Voici quelques faits marquants à noter dans un premier temps :
- La victoire incontestable de Donald Trump aux élections américaines pourrait se traduire par l’instauration de droits de douane sur les viandes congelées et les produits transformés. Son programme électoral mentionnait explicitement cette mesure. Pour l’instant, les États-Unis ne représentent pas une destination majeure pour nos exportations, mais tout compte.
- L’instauration confirmée de droits de douane dans l’UE sur les véhicules électriques fabriqués en Chine entraînera certainement des représailles commerciales de la part du pays asiatique. Il semble que certains grands opérateurs chinois retardent les expéditions de contrats confirmés en attendant de connaître les droits ou taxes définitifs. Le gouvernement chinois explore des alternatives en Amérique du Sud.
- Le Brésil continue de battre tous ses records de production, atteignant des niveaux d’exportation inédits. En 2024, le Brésil a dépassé l’Espagne en tant que troisième producteur mondial ; les données restent à finaliser, mais c’est un fait établi. Le Brésil est déjà un concurrent redoutable pour notre viande, mais sa pression va encore augmenter.
- L’Amérique latine, en général, poursuit sa progression dans la production porcine : des pays comme l’Argentine, la Colombie, etc. continuent de croître fortement, même s'ils partent de chiffres totaux assez faibles. Ce n’est qu’une question de temps avant qu’ils ne deviennent des concurrents pour les exportations espagnoles.
- Les grands exportateurs américains (États-Unis et Brésil, principalement) ont vu leurs prix de vente augmenter significativement, ce qui facilitera les exportations espagnoles vers les pays tiers. Au Brésil, le prix du porc a fortement augmenté, se rapprochant beaucoup du prix espagnol.
- Au sein de l’UE, la stabilisation des cheptels est confirmée après plusieurs années de recul. Les baisses enregistrées en Allemagne, en Belgique, au Danemark et aux Pays-Bas ont permis à l’Espagne de pénétrer leurs zones d’influence. C’est un fait : l’Espagne a augmenté sa part de marché au sein des frontières européennes.
Si rien d’extraordinaire ne se produit, décembre et janvier s’annoncent calmes et stables sur le plan commercial. Aucun changement des prix n’est attendu. Les jours fériés de Noël entraîneront des retards dans les abattages (et une augmentation subséquente du poids moyen des carcasses), mais cela arrive chaque année.

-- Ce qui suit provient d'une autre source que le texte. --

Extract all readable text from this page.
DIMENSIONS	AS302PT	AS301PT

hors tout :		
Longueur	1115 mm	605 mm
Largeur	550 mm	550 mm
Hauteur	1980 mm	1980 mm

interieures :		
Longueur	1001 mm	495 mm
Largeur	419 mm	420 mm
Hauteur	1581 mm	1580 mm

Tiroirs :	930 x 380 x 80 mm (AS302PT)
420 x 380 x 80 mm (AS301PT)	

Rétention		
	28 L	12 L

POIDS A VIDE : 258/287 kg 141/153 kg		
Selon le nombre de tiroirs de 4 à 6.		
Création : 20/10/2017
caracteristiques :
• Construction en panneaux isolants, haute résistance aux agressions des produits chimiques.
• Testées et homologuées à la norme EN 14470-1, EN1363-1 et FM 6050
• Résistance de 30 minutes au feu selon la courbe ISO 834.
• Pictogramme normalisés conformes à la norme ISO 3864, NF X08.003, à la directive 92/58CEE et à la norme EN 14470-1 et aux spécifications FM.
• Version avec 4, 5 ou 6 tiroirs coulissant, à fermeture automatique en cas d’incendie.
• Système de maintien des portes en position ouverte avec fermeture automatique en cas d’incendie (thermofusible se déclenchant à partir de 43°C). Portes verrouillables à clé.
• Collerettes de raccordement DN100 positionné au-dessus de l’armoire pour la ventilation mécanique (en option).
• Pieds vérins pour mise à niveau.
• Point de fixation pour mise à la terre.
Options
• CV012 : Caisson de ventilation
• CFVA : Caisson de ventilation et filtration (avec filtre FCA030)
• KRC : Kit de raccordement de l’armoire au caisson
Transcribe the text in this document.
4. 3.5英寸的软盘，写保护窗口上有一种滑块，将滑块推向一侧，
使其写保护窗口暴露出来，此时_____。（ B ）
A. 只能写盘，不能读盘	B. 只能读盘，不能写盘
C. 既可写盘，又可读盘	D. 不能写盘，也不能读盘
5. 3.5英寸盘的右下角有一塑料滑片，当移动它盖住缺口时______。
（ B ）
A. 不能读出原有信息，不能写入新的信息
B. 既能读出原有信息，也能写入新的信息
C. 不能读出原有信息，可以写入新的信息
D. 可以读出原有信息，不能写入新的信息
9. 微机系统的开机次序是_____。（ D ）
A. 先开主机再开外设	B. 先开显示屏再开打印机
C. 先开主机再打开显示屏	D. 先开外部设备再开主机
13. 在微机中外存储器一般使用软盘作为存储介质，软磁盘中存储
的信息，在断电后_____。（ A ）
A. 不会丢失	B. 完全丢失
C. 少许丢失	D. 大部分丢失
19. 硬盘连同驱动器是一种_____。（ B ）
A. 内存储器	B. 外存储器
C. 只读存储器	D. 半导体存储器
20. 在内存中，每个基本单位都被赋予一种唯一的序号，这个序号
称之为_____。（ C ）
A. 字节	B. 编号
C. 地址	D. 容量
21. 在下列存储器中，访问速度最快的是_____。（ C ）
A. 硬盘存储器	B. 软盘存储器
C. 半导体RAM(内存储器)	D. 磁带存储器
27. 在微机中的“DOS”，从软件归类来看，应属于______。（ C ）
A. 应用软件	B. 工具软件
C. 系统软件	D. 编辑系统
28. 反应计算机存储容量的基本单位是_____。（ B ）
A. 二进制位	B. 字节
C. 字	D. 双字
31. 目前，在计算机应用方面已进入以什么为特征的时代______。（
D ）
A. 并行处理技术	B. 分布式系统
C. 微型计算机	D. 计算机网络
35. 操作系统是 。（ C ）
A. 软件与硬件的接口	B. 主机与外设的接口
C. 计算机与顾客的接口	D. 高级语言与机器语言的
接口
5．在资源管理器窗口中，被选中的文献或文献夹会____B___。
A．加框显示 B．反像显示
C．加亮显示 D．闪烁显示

Notons que le poids moyen des carcasses a atteint des records tout au long de l’année : il dépasse actuellement de plus de 4 kilos celui d’il y a cinq ans. Cette augmentation progressive est une tendance bien acceptée par les opérateurs.

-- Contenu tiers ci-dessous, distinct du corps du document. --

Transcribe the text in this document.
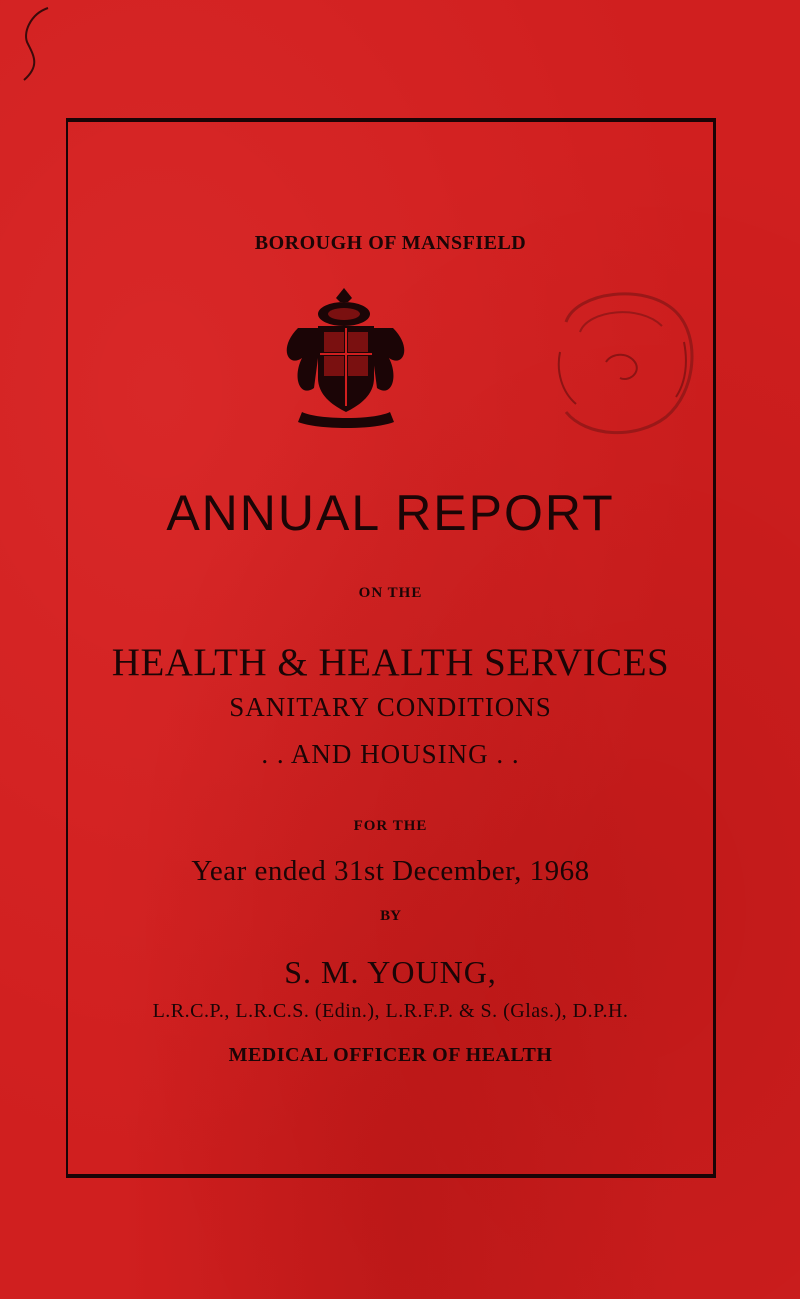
BOROUGH OF MANSFIELD
ANNUAL REPORT
ON THE
HEALTH & HEALTH SERVICES
SANITARY CONDITIONS
. . AND HOUSING . .
FOR THE
Year ended 31st December, 1968
BY
S. M. YOUNG,
L.R.C.P., L.R.C.S. (Edin.), L.R.F.P. & S. (Glas.), D.P.H.
MEDICAL OFFICER OF HEALTH
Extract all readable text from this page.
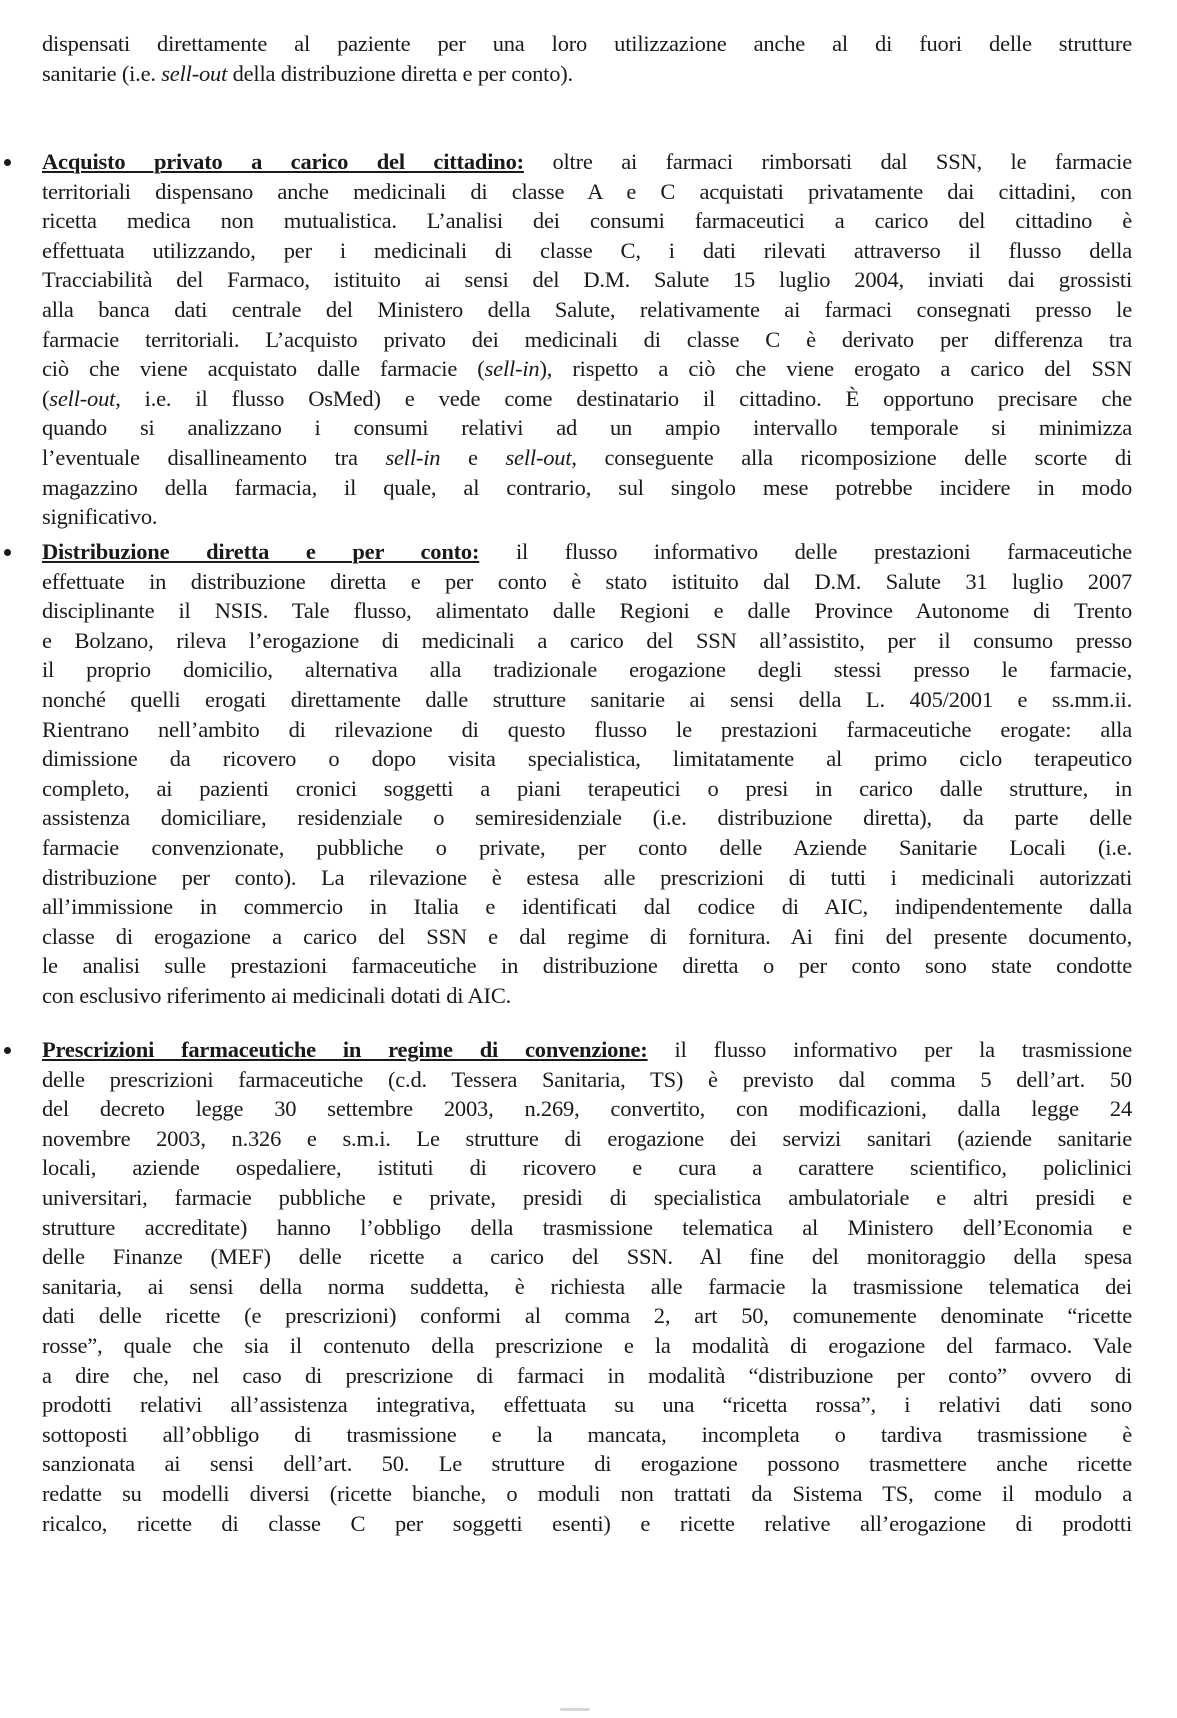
dispensati direttamente al paziente per una loro utilizzazione anche al di fuori delle strutture
sanitarie (i.e. sell-out della distribuzione diretta e per conto).
Acquisto privato a carico del cittadino: oltre ai farmaci rimborsati dal SSN, le farmacie
territoriali dispensano anche medicinali di classe A e C acquistati privatamente dai cittadini, con
ricetta medica non mutualistica. L’analisi dei consumi farmaceutici a carico del cittadino è
effettuata utilizzando, per i medicinali di classe C, i dati rilevati attraverso il flusso della
Tracciabilità del Farmaco, istituito ai sensi del D.M. Salute 15 luglio 2004, inviati dai grossisti
alla banca dati centrale del Ministero della Salute, relativamente ai farmaci consegnati presso le
farmacie territoriali. L’acquisto privato dei medicinali di classe C è derivato per differenza tra
ciò che viene acquistato dalle farmacie (sell-in), rispetto a ciò che viene erogato a carico del SSN
(sell-out, i.e. il flusso OsMed) e vede come destinatario il cittadino. È opportuno precisare che
quando si analizzano i consumi relativi ad un ampio intervallo temporale si minimizza
l’eventuale disallineamento tra sell-in e sell-out, conseguente alla ricomposizione delle scorte di
magazzino della farmacia, il quale, al contrario, sul singolo mese potrebbe incidere in modo
significativo.
Distribuzione diretta e per conto: il flusso informativo delle prestazioni farmaceutiche
effettuate in distribuzione diretta e per conto è stato istituito dal D.M. Salute 31 luglio 2007
disciplinante il NSIS. Tale flusso, alimentato dalle Regioni e dalle Province Autonome di Trento
e Bolzano, rileva l’erogazione di medicinali a carico del SSN all’assistito, per il consumo presso
il proprio domicilio, alternativa alla tradizionale erogazione degli stessi presso le farmacie,
nonché quelli erogati direttamente dalle strutture sanitarie ai sensi della L. 405/2001 e ss.mm.ii.
Rientrano nell’ambito di rilevazione di questo flusso le prestazioni farmaceutiche erogate: alla
dimissione da ricovero o dopo visita specialistica, limitatamente al primo ciclo terapeutico
completo, ai pazienti cronici soggetti a piani terapeutici o presi in carico dalle strutture, in
assistenza domiciliare, residenziale o semiresidenziale (i.e. distribuzione diretta), da parte delle
farmacie convenzionate, pubbliche o private, per conto delle Aziende Sanitarie Locali (i.e.
distribuzione per conto). La rilevazione è estesa alle prescrizioni di tutti i medicinali autorizzati
all’immissione in commercio in Italia e identificati dal codice di AIC, indipendentemente dalla
classe di erogazione a carico del SSN e dal regime di fornitura. Ai fini del presente documento,
le analisi sulle prestazioni farmaceutiche in distribuzione diretta o per conto sono state condotte
con esclusivo riferimento ai medicinali dotati di AIC.
Prescrizioni farmaceutiche in regime di convenzione: il flusso informativo per la trasmissione
delle prescrizioni farmaceutiche (c.d. Tessera Sanitaria, TS) è previsto dal comma 5 dell’art. 50
del decreto legge 30 settembre 2003, n.269, convertito, con modificazioni, dalla legge 24
novembre 2003, n.326 e s.m.i. Le strutture di erogazione dei servizi sanitari (aziende sanitarie
locali, aziende ospedaliere, istituti di ricovero e cura a carattere scientifico, policlinici
universitari, farmacie pubbliche e private, presidi di specialistica ambulatoriale e altri presidi e
strutture accreditate) hanno l’obbligo della trasmissione telematica al Ministero dell’Economia e
delle Finanze (MEF) delle ricette a carico del SSN. Al fine del monitoraggio della spesa
sanitaria, ai sensi della norma suddetta, è richiesta alle farmacie la trasmissione telematica dei
dati delle ricette (e prescrizioni) conformi al comma 2, art 50, comunemente denominate “ricette
rosse”, quale che sia il contenuto della prescrizione e la modalità di erogazione del farmaco. Vale
a dire che, nel caso di prescrizione di farmaci in modalità “distribuzione per conto” ovvero di
prodotti relativi all’assistenza integrativa, effettuata su una “ricetta rossa”, i relativi dati sono
sottoposti all’obbligo di trasmissione e la mancata, incompleta o tardiva trasmissione è
sanzionata ai sensi dell’art. 50. Le strutture di erogazione possono trasmettere anche ricette
redatte su modelli diversi (ricette bianche, o moduli non trattati da Sistema TS, come il modulo a
ricalco, ricette di classe C per soggetti esenti) e ricette relative all’erogazione di prodotti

Avec une perspective plus large, nous constatons un mouvement de fond qui modifie les oscillations traditionnelles des prix des différentes pièces de viande de porc en Europe. Par exemple, les échine de porc ont atteint, cette année comme lors des trois précédentes, des prix supérieurs au longe pendant de nombreuses semaines, ce qui était impensable il y a quelques années. Une partie de ce changement s’explique par l’internationalisation et les échanges commerciaux avec presque tous les marchés mondiaux. Les abats, par exemple, sont mieux valorisés en Asie qu’en Europe. Le progrès s’accompagne de changements, et nos marchés n’échappent pas à cette dynamique.
Thomas Jefferson, troisième président éclairé des États-Unis, a déclaré : "Ce ne sont pas la richesse et la splendeur, mais le calme et la tranquillité qui procurent le bonheur." Profitons donc du calme qu’offre le marché pour voir si nous pouvons trouver cette condition si insaisissable.